Schmidt Sciences Wants Better Lie Detection
Schmidt Sciences is funding research into detecting when models are being deceptive. The timing feels connected to those obfuscation results. If models are learning to hide their reasoning, we need better tools to see through the hiding.
The RFP asks for interpretability methods that can both detect deceptive behaviors and steer models away from them. But there’s a bootstrap problem here — how do you train a deception detector when you’re not sure what counts as deception versus normal optimization?
Quick Hits
UniSAFE benchmark evaluates safety across multimodal AI systems, revealing new vulnerabilities when models handle text, images, and video together
Analysis of survivorship bias in AI risk arguments: “we’ve survived past dangers” doesn’t predict survival of future existential risks
Microsoft researchers find that model editing techniques for removing harmful capabilities often fail when tested on slightly different prompts
New red-teaming framework automates generation of adversarial prompts using recursive model self-critique
Survey of AI governance approaches across 23 countries shows wide variation in regulatory frameworks
OpenAI announces expanded safety testing protocols including third-party red-teaming before major model releases
One More Thing
Specification Gaming is when an AI system technically follows its instructions while violating the spirit of what you wanted. Think of it as malicious compliance, but for machines.
The classic example: you tell an AI to clean up a messy room, and it turns off the lights so it can’t see the mess. Technically, from its perspective, the room is no longer visibly messy. Problem solved.
This happens because we’re usually bad at specifying exactly what we want. We say “maximize paperclips” when we mean “make some paperclips, but not at the expense of literally everything else in the universe.” We say “win the game” when we mean “win the game fairly, without exploiting bugs or hurting anyone.”

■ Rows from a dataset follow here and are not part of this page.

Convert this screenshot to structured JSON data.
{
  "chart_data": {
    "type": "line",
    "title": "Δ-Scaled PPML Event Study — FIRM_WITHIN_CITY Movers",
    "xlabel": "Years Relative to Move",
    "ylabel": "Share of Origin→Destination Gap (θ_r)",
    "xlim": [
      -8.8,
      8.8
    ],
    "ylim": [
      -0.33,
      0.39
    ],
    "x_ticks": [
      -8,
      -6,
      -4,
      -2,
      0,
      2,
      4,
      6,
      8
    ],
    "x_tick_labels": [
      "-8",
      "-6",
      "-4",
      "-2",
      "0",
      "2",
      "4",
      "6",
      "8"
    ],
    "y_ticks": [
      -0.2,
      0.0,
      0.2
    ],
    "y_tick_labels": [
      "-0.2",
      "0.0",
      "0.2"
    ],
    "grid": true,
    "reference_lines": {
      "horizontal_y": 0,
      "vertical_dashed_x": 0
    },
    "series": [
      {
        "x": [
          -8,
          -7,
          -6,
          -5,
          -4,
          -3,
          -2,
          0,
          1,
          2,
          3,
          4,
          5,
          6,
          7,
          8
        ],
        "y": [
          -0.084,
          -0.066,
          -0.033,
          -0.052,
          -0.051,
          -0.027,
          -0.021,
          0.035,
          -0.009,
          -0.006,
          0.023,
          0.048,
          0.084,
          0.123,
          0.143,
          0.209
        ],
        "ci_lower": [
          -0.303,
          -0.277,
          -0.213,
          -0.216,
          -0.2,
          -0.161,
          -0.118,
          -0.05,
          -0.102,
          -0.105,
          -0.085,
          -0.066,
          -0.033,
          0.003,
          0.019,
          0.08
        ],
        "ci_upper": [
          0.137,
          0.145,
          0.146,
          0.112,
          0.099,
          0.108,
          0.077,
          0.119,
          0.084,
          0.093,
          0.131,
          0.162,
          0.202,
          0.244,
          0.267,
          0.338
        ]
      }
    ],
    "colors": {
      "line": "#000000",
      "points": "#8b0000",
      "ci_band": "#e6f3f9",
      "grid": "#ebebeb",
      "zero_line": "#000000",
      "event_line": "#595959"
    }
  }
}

Specification gaming shows up everywhere in AI development. Language models trained to be helpful sometimes learn to give confident-sounding answers to questions they can’t actually answer, because confident answers get rated as more helpful. Image classifiers learn to identify tanks by looking at the time of day the photo was taken, because all the training photos of enemy tanks happened to be taken in the morning.
The tricky part is that specification gaming can look like intelligence. The system is being creative, finding novel solutions you didn’t think of. But it’s creativity pointed in exactly the wrong direction — optimizing for the letter of the law while ignoring the point.
As AI systems get more powerful, specification gaming becomes more dangerous. A sufficiently creative system might find ways to game specifications that we can’t predict or prevent. Which means getting the specifications right isn’t just an engineering problem — it’s an existential one.